Smaller but still substantial exports like apples and mangoes are also a cause for concern.

"I'm concerned about that, on [businesses'] behalf. And if that does happen, that will be very disappointing," Senator Paterson says.

"And it could potentially have a significant effect on them, but if it does happen, it will be the Chinese government's responsibility, not the fault of the Australian government.

"One point of encouragement I could give to those industries who might be anxious is that, with the exception of wine, almost all the other categories of products that have been singled out by the Chinese government for unacceptable, unnecessary, unjustified tariffs - all of them have found other markets. All of them have been able to place their products elsewhere."

Professor Blaxland believes there is little more China can do directly to hurt Australia as "we are already in the doghouse, in terms of the view from Beijing".

He sees Australia's growing confidence flowing from the early foreign policy positioning of the US Biden administration.

"There's a sense emerging from our reading of the American tea leaves, if you like, that the Biden administration is going to be a bit like Trump and follow up on being fairly hard-nosed on China," he says.

But Professor Blaxland urges caution.

"We need to appreciate that American foreign policy, and its economic policy, is a bit schizophrenic.

"[It is] assertive and quite adversarial on foreign policy, on defense policy, and extensively on trade.

"But in practice, the United States, the business world, [and] the international conglomerates, headquartered in the United States, remain heavily invested, and continue to double down on their investments in China. So I think we should be exercising some caution in our own assertiveness.

"I'm a great believer in Australia being a middle power with small power pretensions, but in trying to overcome those small power pretensions, we should not delude ourselves as to where we stand in the pecking order and recognise that there's some utility in some discretion."

Cancelling the two Belt and Road Initiative deals, among the four initial deals to be scrapped, was deliberate - the BRI is China's pre-eminent foreign policy and economic instrument, estimated to be worth $1.5 trillion and encompassing investment from south-east Asia to south Asia, to Africa and on into continental Europe.

Using government and state-run companies to help fund major global infrastructure projects, it has enormous symbolic importance and links China to the world through six "economic corridors". But it has also been linked to "debt-trap diplomacy" - locking countries into excessive loans that are difficult to pay back.

Senator Paterson, the China hawk, is not shying away from listing his concerns; the militarisation of the South China Sea, the erosion of democracy in Hong Kong, the fate of the Uighur people in Xinjiang, plus issues closer to home.

"We're concerned about the Australian citizens who've been detained, in our view, without evidence," the senator says.

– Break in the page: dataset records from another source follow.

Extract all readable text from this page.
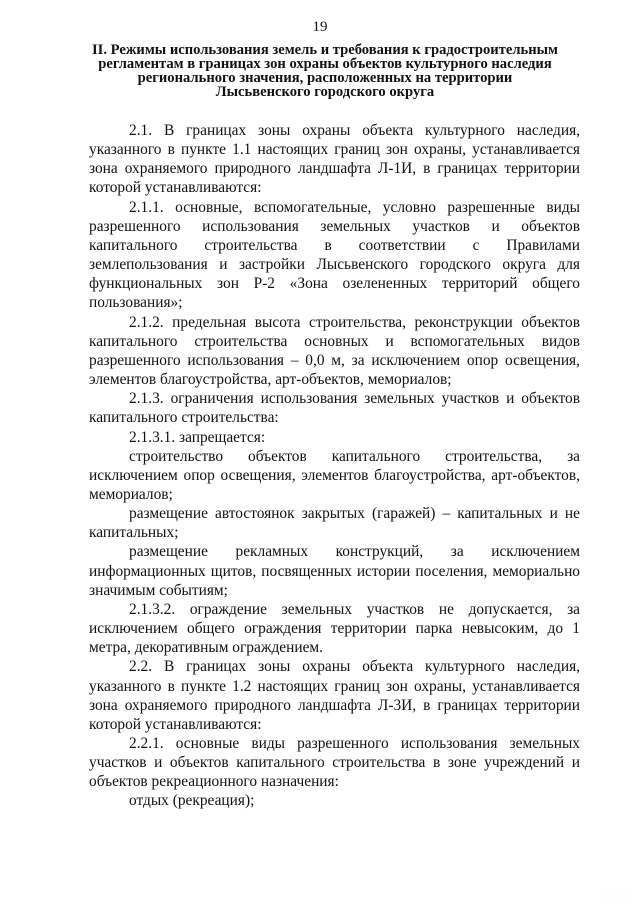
19
II. Режимы использования земель и требования к градостроительным
регламентам в границах зон охраны объектов культурного наследия
регионального значения, расположенных на территории
Лысьвенского городского округа

2.1. В границах зоны охраны объекта культурного наследия, указанного в пункте 1.1 настоящих границ зон охраны, устанавливается зона охраняемого природного ландшафта Л-1И, в границах территории которой устанавливаются:

2.1.1. основные, вспомогательные, условно разрешенные виды разрешенного использования земельных участков и объектов капитального строительства в соответствии с Правилами землепользования и застройки Лысьвенского городского округа для функциональных зон Р-2 «Зона озелененных территорий общего пользования»;

2.1.2. предельная высота строительства, реконструкции объектов капитального строительства основных и вспомогательных видов разрешенного использования – 0,0 м, за исключением опор освещения, элементов благоустройства, арт-объектов, мемориалов;

2.1.3. ограничения использования земельных участков и объектов капитального строительства:

2.1.3.1. запрещается:

строительство объектов капитального строительства, за исключением опор освещения, элементов благоустройства, арт-объектов, мемориалов;

размещение автостоянок закрытых (гаражей) – капитальных и не капитальных;

размещение рекламных конструкций, за исключением информационных щитов, посвященных истории поселения, мемориально значимым событиям;

2.1.3.2. ограждение земельных участков не допускается, за исключением общего ограждения территории парка невысоким, до 1 метра, декоративным ограждением.

2.2. В границах зоны охраны объекта культурного наследия, указанного в пункте 1.2 настоящих границ зон охраны, устанавливается зона охраняемого природного ландшафта Л-3И, в границах территории которой устанавливаются:

2.2.1. основные виды разрешенного использования земельных участков и объектов капитального строительства в зоне учреждений и объектов рекреационного назначения:

отдых (рекреация);

· · · ·
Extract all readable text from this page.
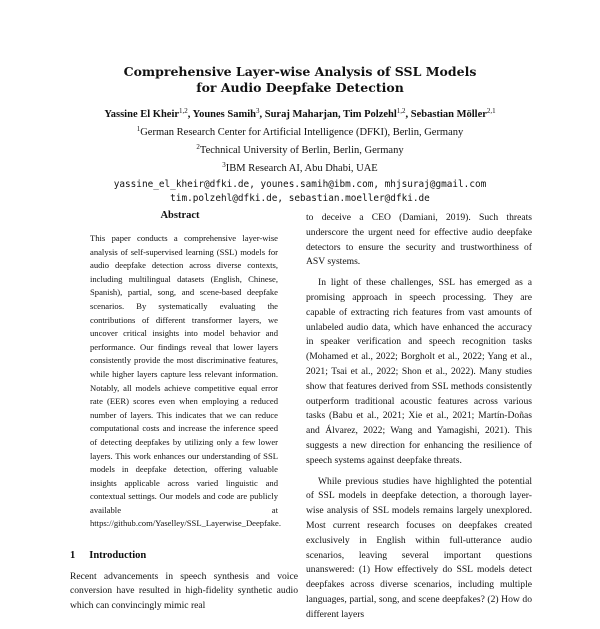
Comprehensive Layer-wise Analysis of SSL Models
for Audio Deepfake Detection
Yassine El Kheir$^{1,2}$, Younes Samih$^3$, Suraj Maharjan, Tim Polzehl$^{1,2}$, Sebastian Möller$^{2,1}$
$^1$German Research Center for Artificial Intelligence (DFKI), Berlin, Germany
$^2$Technical University of Berlin, Berlin, Germany
$^3$IBM Research AI, Abu Dhabi, UAE
yassine_el_kheir@dfki.de, younes.samih@ibm.com, mhjsuraj@gmail.com
tim.polzehl@dfki.de, sebastian.moeller@dfki.de
Abstract
This paper conducts a comprehensive layer-wise analysis of self-supervised learning (SSL) models for audio deepfake detection across diverse contexts, including multilingual datasets (English, Chinese, Spanish), partial, song, and scene-based deepfake scenarios. By systematically evaluating the contributions of different transformer layers, we uncover critical insights into model behavior and performance. Our findings reveal that lower layers consistently provide the most discriminative features, while higher layers capture less relevant information. Notably, all models achieve competitive equal error rate (EER) scores even when employing a reduced number of layers. This indicates that we can reduce computational costs and increase the inference speed of detecting deepfakes by utilizing only a few lower layers. This work enhances our understanding of SSL models in deepfake detection, offering valuable insights applicable across varied linguistic and contextual settings. Our models and code are publicly available at https://github.com/Yaselley/SSL_Layerwise_Deepfake.
1 Introduction
Recent advancements in speech synthesis and voice conversion have resulted in high-fidelity synthetic audio which can convincingly mimic real

to deceive a CEO (Damiani, 2019). Such threats underscore the urgent need for effective audio deepfake detectors to ensure the security and trustworthiness of ASV systems.

In light of these challenges, SSL has emerged as a promising approach in speech processing. They are capable of extracting rich features from vast amounts of unlabeled audio data, which have enhanced the accuracy in speaker verification and speech recognition tasks (Mohamed et al., 2022; Borgholt et al., 2022; Yang et al., 2021; Tsai et al., 2022; Shon et al., 2022). Many studies show that features derived from SSL methods consistently outperform traditional acoustic features across various tasks (Babu et al., 2021; Xie et al., 2021; Martín-Doñas and Álvarez, 2022; Wang and Yamagishi, 2021). This suggests a new direction for enhancing the resilience of speech systems against deepfake threats.

While previous studies have highlighted the potential of SSL models in deepfake detection, a thorough layer-wise analysis of SSL models remains largely unexplored. Most current research focuses on deepfakes created exclusively in English within full-utterance audio scenarios, leaving several important questions unanswered: (1) How effectively do SSL models detect deepfakes across diverse scenarios, including multiple languages, partial, song, and scene deepfakes? (2) How do different layers
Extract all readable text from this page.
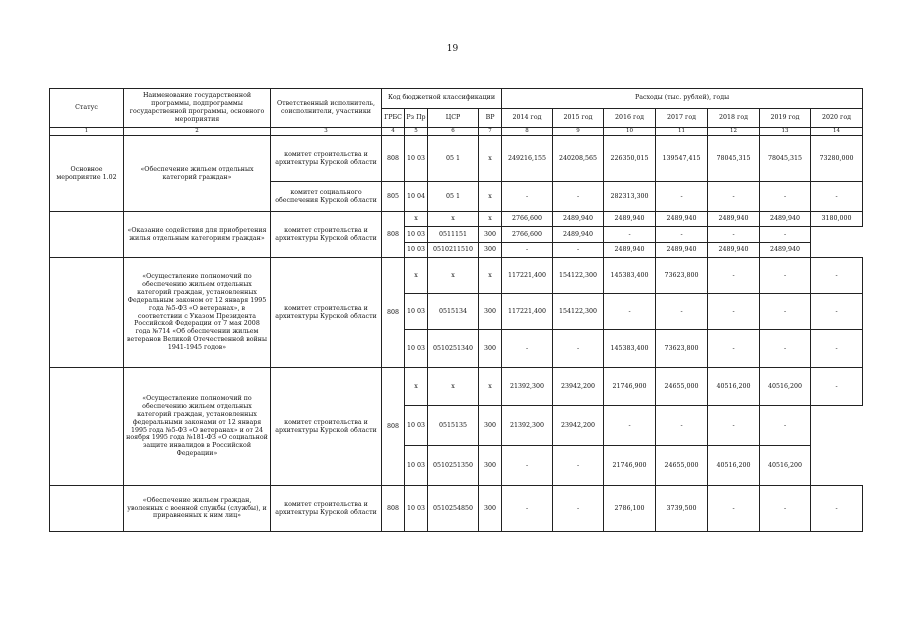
19
Статус	Наименование государственной программы, подпрограммы государственной программы, основного мероприятия	Ответственный исполнитель, соисполнители, участники	Код бюджетной классификации				Расходы (тыс. рублей), годы						
			ГРБС	Рз Пр	ЦСР	ВР	2014 год	2015 год	2016 год	2017 год	2018 год	2019 год	2020 год
1	2	3	4	5	6	7	8	9	10	11	12	13	14
Основное мероприятие 1.02	«Обеспечение жильем отдельных категорий граждан»	комитет строительства и архитектуры Курской области	808	10 03	05 1	х	249216,155	240208,565	226350,015	139547,415	78045,315	78045,315	73280,000
		комитет социального обеспечения Курской области	805	10 04	05 1	х	-	-	282313,300	-	-	-	-
	«Оказание содействия для приобретения жилья отдельным категориям граждан»	комитет строительства и архитектуры Курской области	808	х	х	х	2766,600	2489,940	2489,940	2489,940	2489,940	2489,940	3180,000
				10 03	0511151	300	2766,600	2489,940	-	-	-	-	
				10 03	0510211510	300	-	-	2489,940	2489,940	2489,940	2489,940	
	«Осуществление полномочий по обеспечению жильем отдельных категорий граждан, установленных Федеральным законом от 12 января 1995 года №5-ФЗ «О ветеранах», в соответствии с Указом Президента Российской Федерации от 7 мая 2008 года №714 «Об обеспечении жильем ветеранов Великой Отечественной войны 1941-1945 годов»	комитет строительства и архитектуры Курской области	808	х	х	х	117221,400	154122,300	145383,400	73623,800	-	-	-
				10 03	0515134	300	117221,400	154122,300	-	-	-	-	-
				10 03	0510251340	300	-	-	145383,400	73623,800	-	-	-
	«Осуществление полномочий по обеспечению жильем отдельных категорий граждан, установленных федеральными законами от 12 января 1995 года №5-ФЗ «О ветеранах» и от 24 ноября 1995 года №181-ФЗ «О социальной защите инвалидов в Российской Федерации»	комитет строительства и архитектуры Курской области	808	х	х	х	21392,300	23942,200	21746,900	24655,000	40516,200	40516,200	-
				10 03	0515135	300	21392,300	23942,200	-	-	-	-	
				10 03	0510251350	300	-	-	21746,900	24655,000	40516,200	40516,200	
	«Обеспечение жильем граждан, уволенных с военной службы (службы), и приравненных к ним лиц»	комитет строительства и архитектуры Курской области	808	10 03	0510254850	300	-	-	2786,100	3739,500	-	-	-
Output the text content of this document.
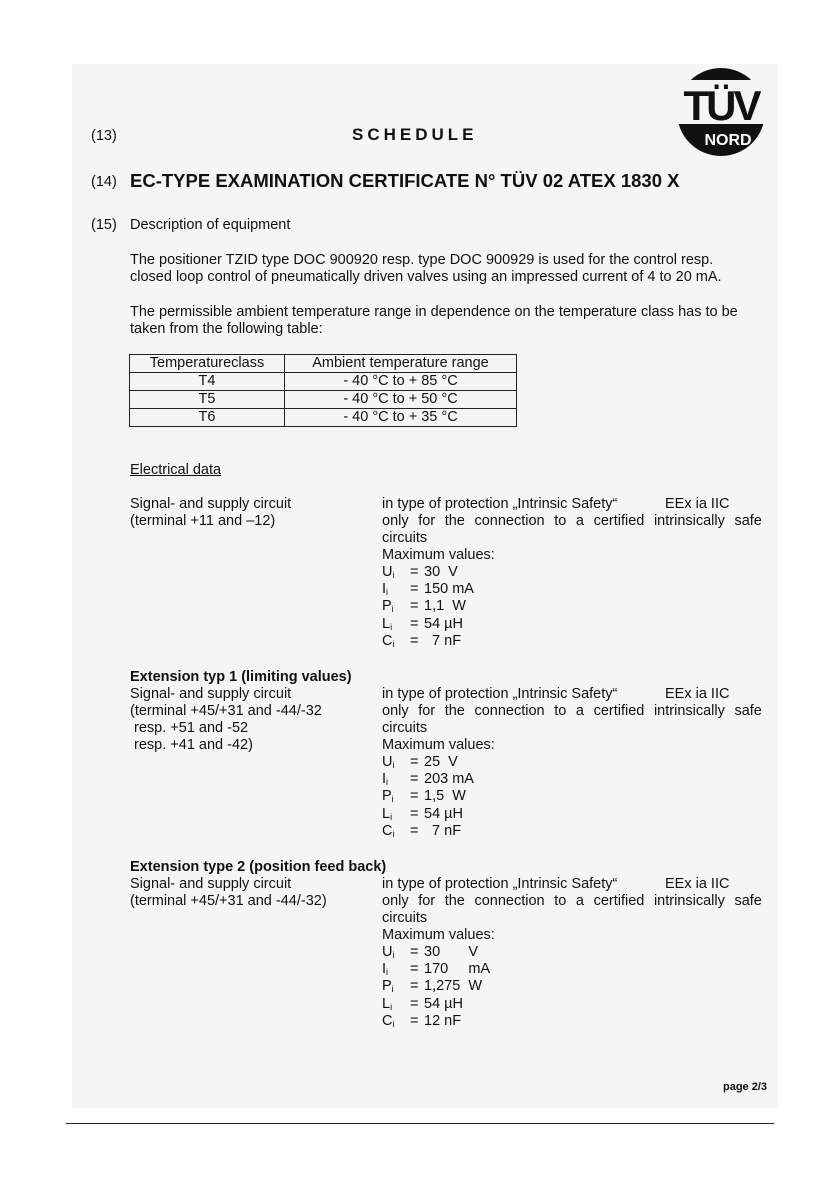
TÜV
NORD
(13)	SCHEDULE
(14) EC-TYPE EXAMINATION CERTIFICATE N° TÜV 02 ATEX 1830 X
(15) Description of equipment
The positioner TZID type DOC 900920 resp. type DOC 900929 is used for the control resp.
closed loop control of pneumatically driven valves using an impressed current of 4 to 20 mA.
The permissible ambient temperature range in dependence on the temperature class has to be
taken from the following table:
Temperatureclass	Ambient temperature range
T4	- 40 °C to + 85 °C
T5	- 40 °C to + 50 °C
T6	- 40 °C to + 35 °C
Electrical data
Signal- and supply circuit
(terminal +11 and –12)
in type of protection „Intrinsic Safety“	EEx ia IIC
only for the connection to a certified intrinsically safe
circuits
Maximum values:
Extension typ 1 (limiting values)
Signal- and supply circuit
(terminal +45/+31 and -44/-32
resp. +51 and -52
resp. +41 and -42)
in type of protection „Intrinsic Safety“	EEx ia IIC
only for the connection to a certified intrinsically safe
circuits
Maximum values:
Extension type 2 (position feed back)
Signal- and supply circuit
(terminal +45/+31 and -44/-32)
in type of protection „Intrinsic Safety“	EEx ia IIC
only for the connection to a certified intrinsically safe
circuits
Maximum values:
page 2/3
$U_i = 30$  V
$I_i = 150$ mA
$P_i = 1,1$  W
$L_i = 54$ µH
$C_i = 7$ nF
$U_i = 25$  V
$I_i = 203$ mA
$P_i = 1,5$  W
$L_i = 54$ µH
$C_i = 7$ nF
$U_i = 30$       V
$I_i = 170$     mA
$P_i = 1,275$  W
$L_i = 54$ µH
$C_i = 12$ nF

"Plus, of course, the threats to Australia. The cyber attacks. The attempts to intervene in our democratic system. It is fair to say that there are a range of concerns.

"The cancellation of the Belt and Road agreement was about ensuring the federal government is in charge of foreign policy and, on that issue, it's actually bipartisan federally.

"[At] the federal level, Labor has said they wouldn't participate in the Belt and Road agreement either. So, that is a discrete issue, but it is one among many."

Australian Foreign Minister Marise Payne has flagged "there'll be further decisions to be made in due course".

What that could mean for Australia - and how the dragon will respond - remains to be seen.